Courts in a few other states have reasoned that federal law preempts and prevents those states from enforcing their own state recall provisions against members of Congress. But neither the U.S. Supreme Court, nor any other court with the power to bind Wisconsin has ever considered this issue.
Here is what federal law does have to say about senators. The U.S. Constitution specifies their qualifications and term lengths. Article I, Section 3, requires senators to be at least 30 years old, a resident of the state they represent and sets terms for six years. The 17th Amendment provides for popular election of senators and addresses midterm vacancies in a Senate seat.
The Supreme Court has held that states cannot add more qualifications to those set out in the Constitution. When Arkansas adopted term limits for its congressional officials, the Supreme Court struck those limits down, deeming them an “additional qualification” on top of those in Article I. Without reaching the issue, the opinion also suggested recalls might impose an “additional qualification,” which was the reasoning the Idaho district court had earlier used to limit its state recall law to non-congressional officials.

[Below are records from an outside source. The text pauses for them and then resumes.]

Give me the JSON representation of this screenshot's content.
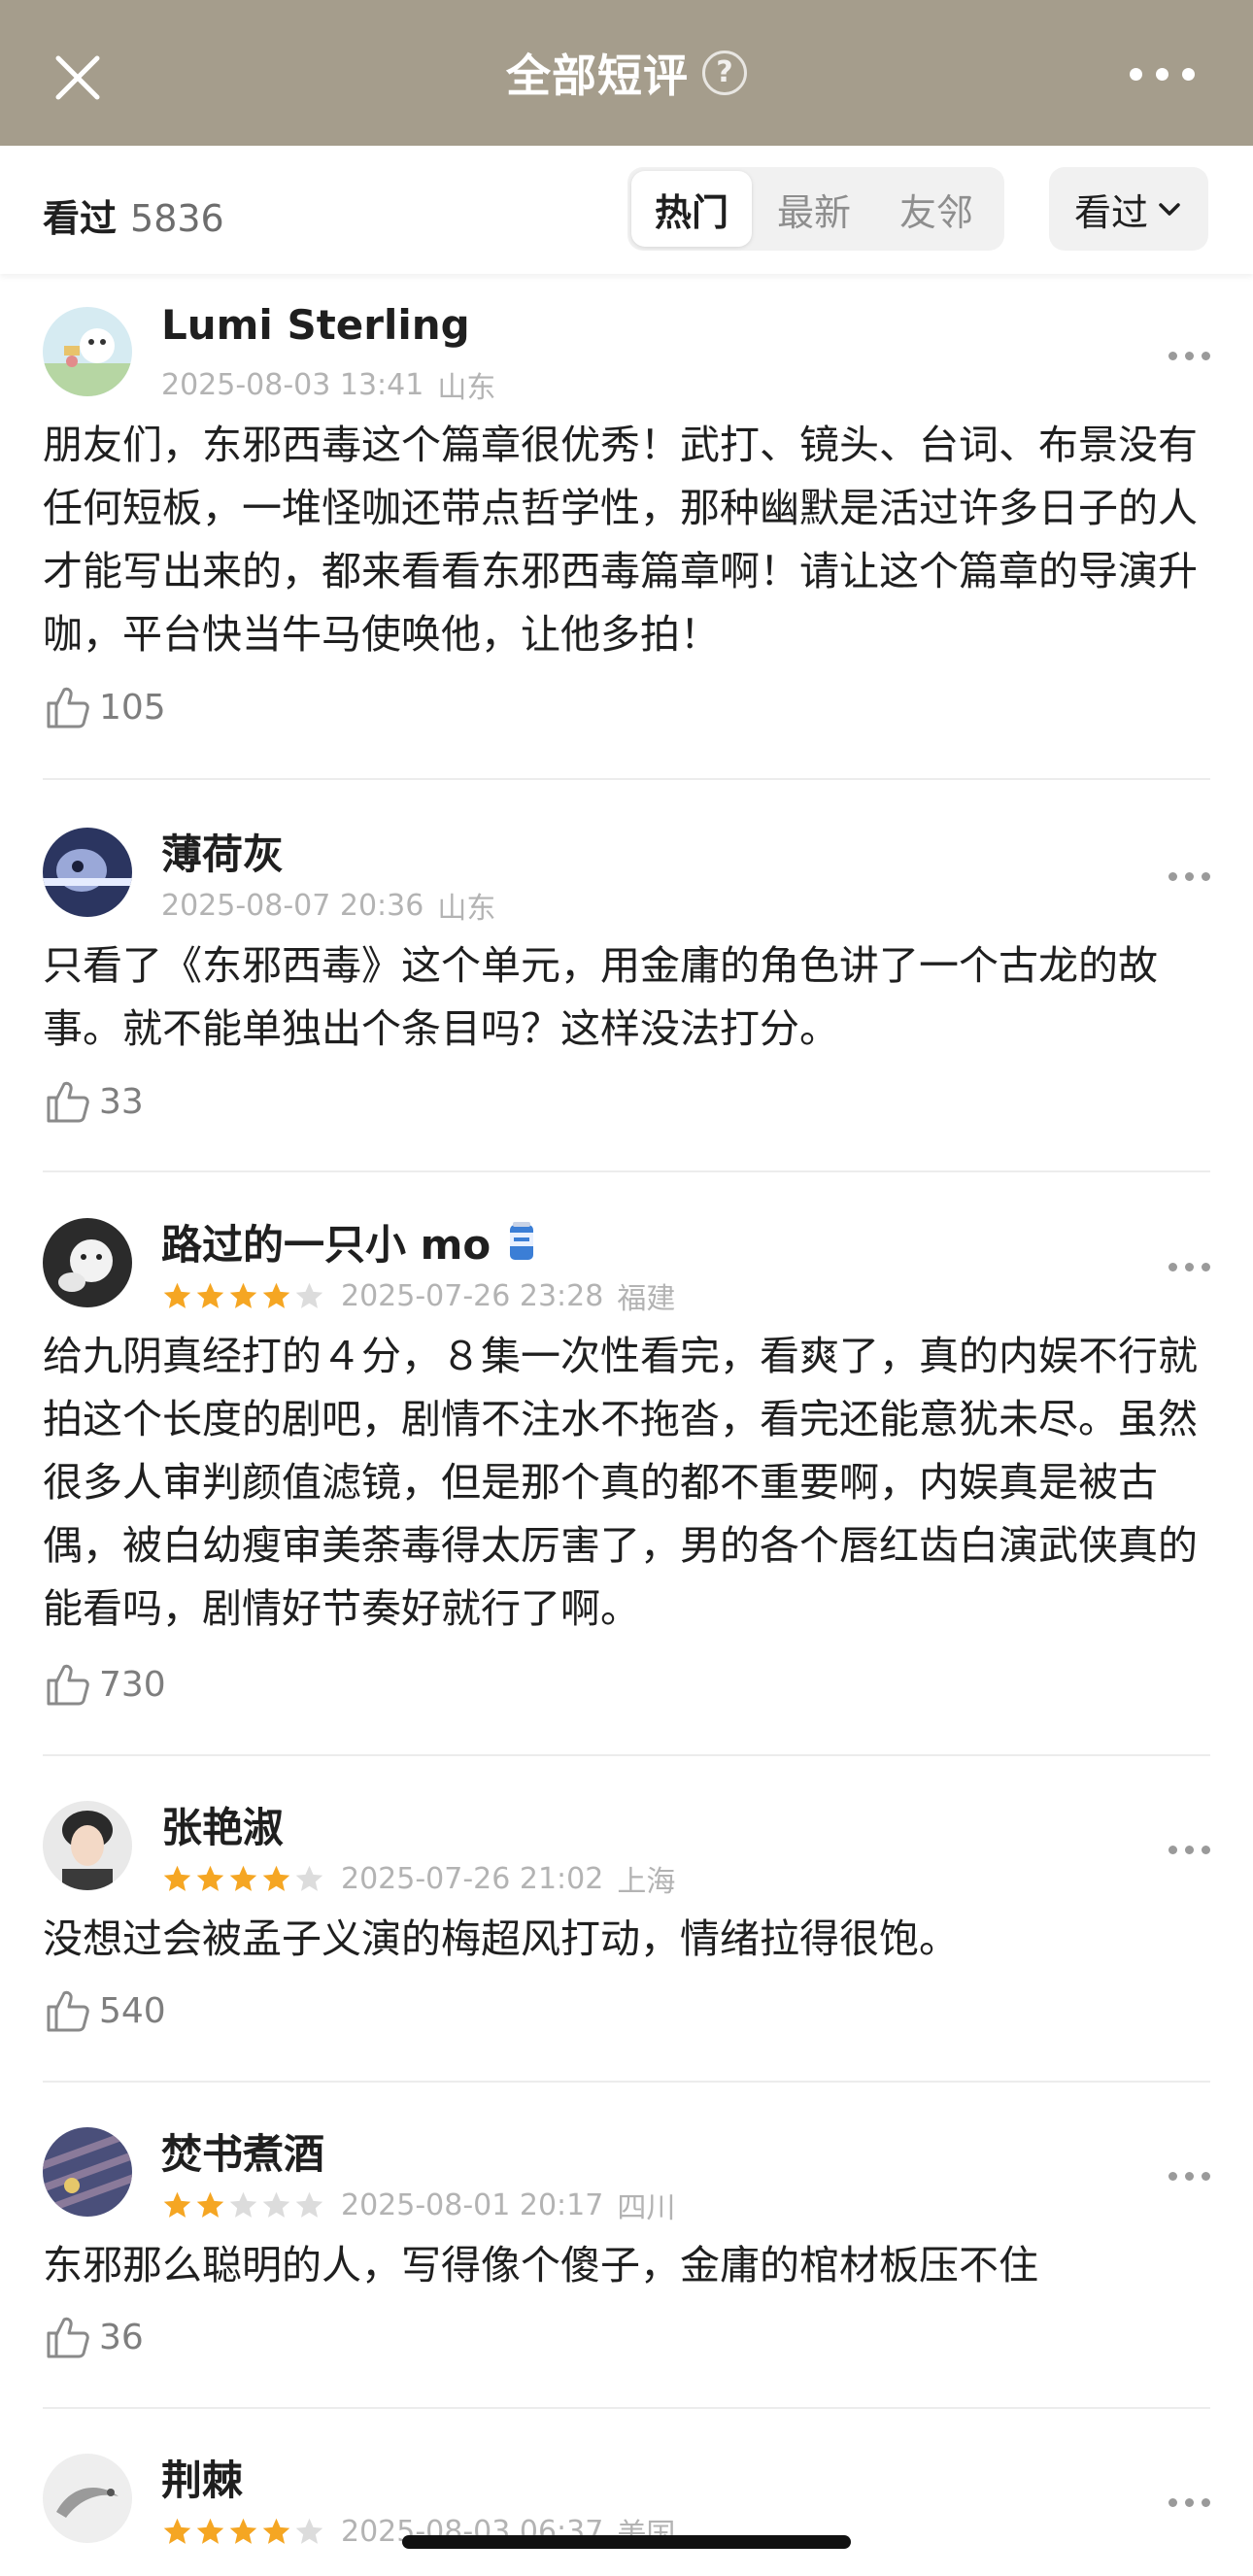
{
  "header": {
    "title": "全部短评",
    "help_glyph": "?",
    "bg_color": "#a59d8c"
  },
  "filter": {
    "watched_label": "看过",
    "watched_count": "5836",
    "tabs": [
      "热门",
      "最新",
      "友邻"
    ],
    "active_tab": "热门",
    "dropdown_label": "看过"
  },
  "reviews": [
    {
      "user": "Lumi Sterling",
      "rating": null,
      "date": "2025-08-03 13:41",
      "location": "山东",
      "text": "朋友们，东邪西毒这个篇章很优秀！武打、镜头、台词、布景没有任何短板，一堆怪咖还带点哲学性，那种幽默是活过许多日子的人才能写出来的，都来看看东邪西毒篇章啊！请让这个篇章的导演升咖，平台快当牛马使唤他，让他多拍！",
      "likes": "105"
    },
    {
      "user": "薄荷灰",
      "rating": null,
      "date": "2025-08-07 20:36",
      "location": "山东",
      "text": "只看了《东邪西毒》这个单元，用金庸的角色讲了一个古龙的故事。就不能单独出个条目吗？这样没法打分。",
      "likes": "33"
    },
    {
      "user": "路过的一只小 mo",
      "badge_icon": "beer-can-icon",
      "rating": 4,
      "date": "2025-07-26 23:28",
      "location": "福建",
      "text": "给九阴真经打的４分，８集一次性看完，看爽了，真的内娱不行就拍这个长度的剧吧，剧情不注水不拖沓，看完还能意犹未尽。虽然很多人审判颜值滤镜，但是那个真的都不重要啊，内娱真是被古偶，被白幼瘦审美荼毒得太厉害了，男的各个唇红齿白演武侠真的能看吗，剧情好节奏好就行了啊。",
      "likes": "730"
    },
    {
      "user": "张艳淑",
      "rating": 4,
      "date": "2025-07-26 21:02",
      "location": "上海",
      "text": "没想过会被孟子义演的梅超风打动，情绪拉得很饱。",
      "likes": "540"
    },
    {
      "user": "焚书煮酒",
      "rating": 2,
      "date": "2025-08-01 20:17",
      "location": "四川",
      "text": "东邪那么聪明的人，写得像个傻子，金庸的棺材板压不住",
      "likes": "36"
    },
    {
      "user": "荆棘",
      "rating": 4,
      "date": "2025-08-03 06:37",
      "location": "美国",
      "text": "",
      "likes": ""
    }
  ],
  "colors": {
    "star_on": "#f5a623",
    "star_off": "#dcdcdc",
    "meta_text": "#b3b3b3"
  }
}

But can a recall by the voters really be considered an “additional qualification” for federal office? Term limits prevent the seating of an otherwise-qualified candidate for an additional term, which can reasonably be viewed as an additional qualification. A recall, if successful, would remove a member of Congress after they have been seated. That means it is not an additional qualification for office.
There are a handful of other constitutional provisions that could arguably preempt a state recall of federal officials: Article I sets Senate terms at six years, not shorter. But a governor is permitted to appoint a senator to fill a vacancy until the next election if state law provides for it. (Wisconsin law does not.) Article I, Section 5, provides that the Senate itself can expel members with a two-thirds vote. But nothing in the Constitution says that is the exclusive remedy for bad behavior.

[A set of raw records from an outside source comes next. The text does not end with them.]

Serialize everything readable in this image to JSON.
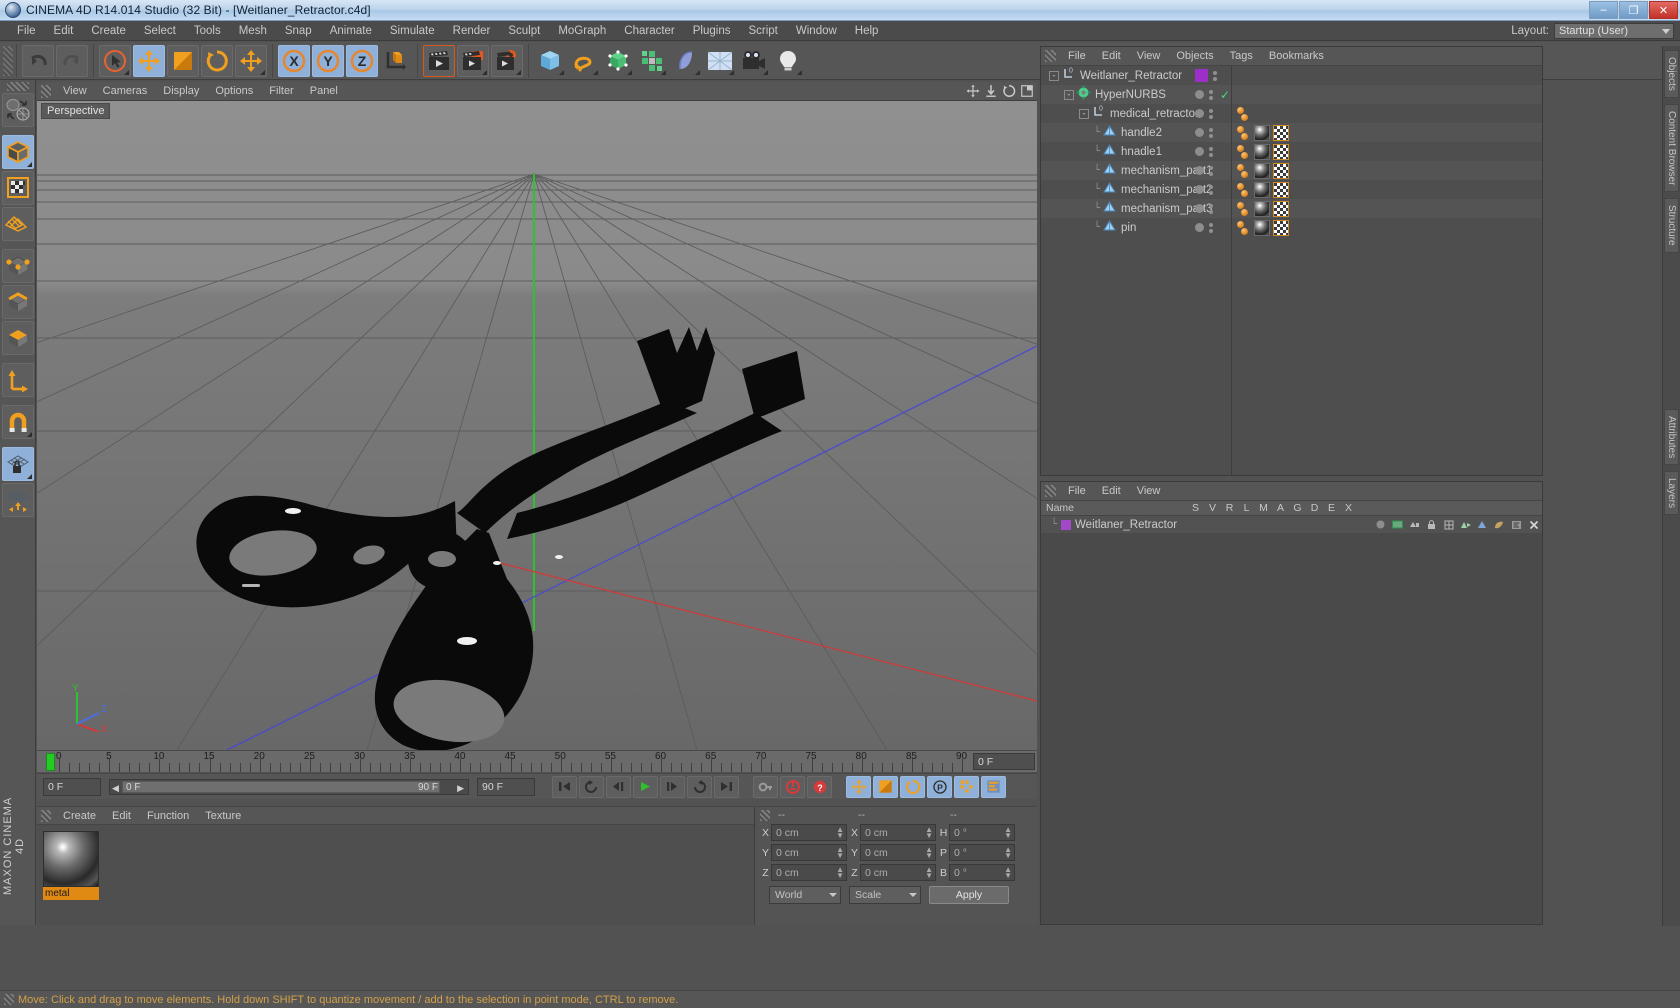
{
  "window": {
    "title": "CINEMA 4D R14.014 Studio (32 Bit) - [Weitlaner_Retractor.c4d]",
    "minimize_label": "–",
    "maximize_label": "❐",
    "close_label": "✕"
  },
  "menubar": {
    "items": [
      "File",
      "Edit",
      "Create",
      "Select",
      "Tools",
      "Mesh",
      "Snap",
      "Animate",
      "Simulate",
      "Render",
      "Sculpt",
      "MoGraph",
      "Character",
      "Plugins",
      "Script",
      "Window",
      "Help"
    ],
    "layout_label": "Layout:",
    "layout_value": "Startup (User)"
  },
  "toolbar": {
    "buttons": [
      {
        "name": "undo-button",
        "icon": "undo-arrow",
        "selected": false
      },
      {
        "name": "redo-button",
        "icon": "redo-arrow",
        "selected": false
      },
      {
        "name": "live-selection-button",
        "icon": "cursor-circle",
        "selected": false
      },
      {
        "name": "move-tool-button",
        "icon": "move-cross",
        "selected": true
      },
      {
        "name": "scale-tool-button",
        "icon": "scale-square",
        "selected": false
      },
      {
        "name": "rotate-tool-button",
        "icon": "rotate-circle",
        "selected": false
      },
      {
        "name": "move-axis-button",
        "icon": "move-cross",
        "selected": false
      },
      {
        "name": "x-axis-lock-button",
        "icon": "axis-x",
        "selected": true
      },
      {
        "name": "y-axis-lock-button",
        "icon": "axis-y",
        "selected": true
      },
      {
        "name": "z-axis-lock-button",
        "icon": "axis-z",
        "selected": true
      },
      {
        "name": "world-object-coord-button",
        "icon": "axis-cube",
        "selected": false
      },
      {
        "name": "render-view-button",
        "icon": "clapper",
        "selected": false
      },
      {
        "name": "render-region-button",
        "icon": "clapper-region",
        "selected": false
      },
      {
        "name": "render-settings-button",
        "icon": "clapper-gear",
        "selected": false
      },
      {
        "name": "add-cube-button",
        "icon": "cube-blue",
        "selected": false
      },
      {
        "name": "add-spline-button",
        "icon": "spline-orange",
        "selected": false
      },
      {
        "name": "nurbs-button",
        "icon": "hypernurbs-green",
        "selected": false
      },
      {
        "name": "array-button",
        "icon": "array-green",
        "selected": false
      },
      {
        "name": "deformer-button",
        "icon": "bend-deformer",
        "selected": false
      },
      {
        "name": "environment-button",
        "icon": "floor-environment",
        "selected": false
      },
      {
        "name": "camera-button",
        "icon": "camera",
        "selected": false
      },
      {
        "name": "light-button",
        "icon": "lightbulb",
        "selected": false
      }
    ]
  },
  "lefttools": {
    "buttons": [
      {
        "name": "undo-view-button",
        "icon": "globe-arrows",
        "selected": false
      },
      {
        "name": "model-mode-button",
        "icon": "cube-solid",
        "selected": true
      },
      {
        "name": "texture-mode-button",
        "icon": "checker-square",
        "selected": false
      },
      {
        "name": "uv-polygon-mode-button",
        "icon": "uv-mesh",
        "selected": false
      },
      {
        "name": "points-mode-button",
        "icon": "cube-points",
        "selected": false
      },
      {
        "name": "edges-mode-button",
        "icon": "cube-edges",
        "selected": false
      },
      {
        "name": "polygons-mode-button",
        "icon": "cube-polys",
        "selected": false
      },
      {
        "name": "axis-mode-button",
        "icon": "axis-tool",
        "selected": false
      },
      {
        "name": "enable-snap-button",
        "icon": "magnet",
        "selected": false
      },
      {
        "name": "workplane-lock-button",
        "icon": "grid-lock",
        "selected": true
      },
      {
        "name": "workplane-mode-button",
        "icon": "grid-move",
        "selected": false
      }
    ],
    "brand_label": "MAXON CINEMA 4D"
  },
  "viewport": {
    "menu_items": [
      "View",
      "Cameras",
      "Display",
      "Options",
      "Filter",
      "Panel"
    ],
    "camera_label": "Perspective",
    "axis_labels": {
      "x": "X",
      "y": "Y",
      "z": "Z"
    }
  },
  "timeline": {
    "ticks": [
      0,
      5,
      10,
      15,
      20,
      25,
      30,
      35,
      40,
      45,
      50,
      55,
      60,
      65,
      70,
      75,
      80,
      85,
      90
    ],
    "current_frame_field": "0 F",
    "start_frame": "0 F",
    "range_left": "0 F",
    "range_right": "90 F",
    "end_frame": "90 F",
    "transport_buttons": [
      {
        "name": "go-to-start-button",
        "icon": "skip-start"
      },
      {
        "name": "play-reverse-button",
        "icon": "loop-left"
      },
      {
        "name": "step-back-button",
        "icon": "prev-frame"
      },
      {
        "name": "play-button",
        "icon": "play"
      },
      {
        "name": "step-forward-button",
        "icon": "next-frame"
      },
      {
        "name": "play-forward-loop-button",
        "icon": "loop-right"
      },
      {
        "name": "go-to-end-button",
        "icon": "skip-end"
      }
    ],
    "record_buttons": [
      {
        "name": "record-key-button",
        "icon": "key"
      },
      {
        "name": "autokey-button",
        "icon": "autokey-circle"
      },
      {
        "name": "keyframe-selection-button",
        "icon": "question-circle"
      }
    ],
    "key_filter_buttons": [
      {
        "name": "position-key-button",
        "icon": "move-cross",
        "selected": true
      },
      {
        "name": "scale-key-button",
        "icon": "scale-square",
        "selected": true
      },
      {
        "name": "rotation-key-button",
        "icon": "rotate-circle",
        "selected": true
      },
      {
        "name": "parameter-key-button",
        "icon": "param-p",
        "selected": true
      },
      {
        "name": "pla-key-button",
        "icon": "point-grid",
        "selected": true
      },
      {
        "name": "timeline-toggle-button",
        "icon": "timeline-bars",
        "selected": true
      }
    ]
  },
  "material_manager": {
    "menu_items": [
      "Create",
      "Edit",
      "Function",
      "Texture"
    ],
    "materials": [
      {
        "name": "metal"
      }
    ]
  },
  "coordinates": {
    "header_cols": [
      "--",
      "--",
      "--"
    ],
    "rows": [
      {
        "label_pos": "X",
        "value_pos": "0 cm",
        "label_size": "X",
        "value_size": "0 cm",
        "label_rot": "H",
        "value_rot": "0 °"
      },
      {
        "label_pos": "Y",
        "value_pos": "0 cm",
        "label_size": "Y",
        "value_size": "0 cm",
        "label_rot": "P",
        "value_rot": "0 °"
      },
      {
        "label_pos": "Z",
        "value_pos": "0 cm",
        "label_size": "Z",
        "value_size": "0 cm",
        "label_rot": "B",
        "value_rot": "0 °"
      }
    ],
    "space_dropdown": "World",
    "mode_dropdown": "Scale",
    "apply_label": "Apply"
  },
  "object_manager": {
    "menu_items": [
      "File",
      "Edit",
      "View",
      "Objects",
      "Tags",
      "Bookmarks"
    ],
    "rows": [
      {
        "name": "Weitlaner_Retractor",
        "depth": 0,
        "icon": "null-object",
        "expander": "minus",
        "chip_color": "#9b2fc8",
        "dot": false,
        "check": false,
        "tags": []
      },
      {
        "name": "HyperNURBS",
        "depth": 1,
        "icon": "hypernurbs",
        "expander": "minus",
        "chip_color": "",
        "dot": true,
        "check": true,
        "tags": []
      },
      {
        "name": "medical_retractor",
        "depth": 2,
        "icon": "null-object",
        "expander": "minus",
        "chip_color": "",
        "dot": true,
        "check": false,
        "tags": [
          "ball"
        ]
      },
      {
        "name": "handle2",
        "depth": 3,
        "icon": "polygon-object",
        "expander": "none",
        "chip_color": "",
        "dot": true,
        "check": false,
        "tags": [
          "ball",
          "material",
          "texture"
        ]
      },
      {
        "name": "hnadle1",
        "depth": 3,
        "icon": "polygon-object",
        "expander": "none",
        "chip_color": "",
        "dot": true,
        "check": false,
        "tags": [
          "ball",
          "material",
          "texture"
        ]
      },
      {
        "name": "mechanism_part1",
        "depth": 3,
        "icon": "polygon-object",
        "expander": "none",
        "chip_color": "",
        "dot": true,
        "check": false,
        "tags": [
          "ball",
          "material",
          "texture"
        ]
      },
      {
        "name": "mechanism_part2",
        "depth": 3,
        "icon": "polygon-object",
        "expander": "none",
        "chip_color": "",
        "dot": true,
        "check": false,
        "tags": [
          "ball",
          "material",
          "texture"
        ]
      },
      {
        "name": "mechanism_part3",
        "depth": 3,
        "icon": "polygon-object",
        "expander": "none",
        "chip_color": "",
        "dot": true,
        "check": false,
        "tags": [
          "ball",
          "material",
          "texture"
        ]
      },
      {
        "name": "pin",
        "depth": 3,
        "icon": "polygon-object",
        "expander": "none",
        "chip_color": "",
        "dot": true,
        "check": false,
        "tags": [
          "ball",
          "material",
          "texture"
        ]
      }
    ]
  },
  "layer_manager": {
    "menu_items": [
      "File",
      "Edit",
      "View"
    ],
    "columns": [
      "Name",
      "S",
      "V",
      "R",
      "L",
      "M",
      "A",
      "G",
      "D",
      "E",
      "X"
    ],
    "rows": [
      {
        "name": "Weitlaner_Retractor",
        "color": "#a248c9"
      }
    ]
  },
  "right_dock": {
    "tabs": [
      "Objects",
      "Content Browser",
      "Structure",
      "Attributes",
      "Layers"
    ]
  },
  "statusbar": {
    "message": "Move: Click and drag to move elements. Hold down SHIFT to quantize movement / add to the selection in point mode, CTRL to remove."
  },
  "colors": {
    "accent_orange": "#e08a14",
    "selection_blue": "#8fb0d8",
    "panel_bg": "#565656",
    "viewport_top": "#8f8f8f"
  }
}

Looking at the issue broadly, Congress has the power to regulate federal elections … but so do states. And states use that authority. States decide how federal candidates get on the ballot, be it nomination papers or party caucuses. States decide whether to have open or closed primaries, and set the hours for polling places that differ state to state. As we saw in 2020, states have a vast array of options for voting early or voting by mail in federal elections. Look at Georgia’s 2020 senate election: state law required a runoff election when no candidate received over 50% of the vote, meaning Georgia didn’t even choose its senators on the same day as other states. If states have this much power over the elections of their members of Congress, why couldn’t they also have the power to allow recall of those members?
The Congressional Research Service, a nonpartisan government agency, published a report concluding members of Congress cannot be recalled. That memo, like the WEC’s Recall Manual, is not law. It relies heavily on a discussion of the framers’ rejection of proposals for recall of senators, but that discussion fails to account for the Seventeenth Amendment and the shift from legislative appointment to popular election of senators. It does not explain the fact that many states adopted recall laws including congressional recalls, and those laws were not opposed as inconsistent with the Seventeenth Amendment’s ratification.
Whether or not Wisconsinites can actually use the state’s recall law against one of their U.S. senators is an interesting — and consequential — legal question. But the answer may be less clear than anyone would like.
It may not be safe to assume that, as a senator in Washington, D.C., you’re beyond the reach of your voters in Wisconsin before the next election.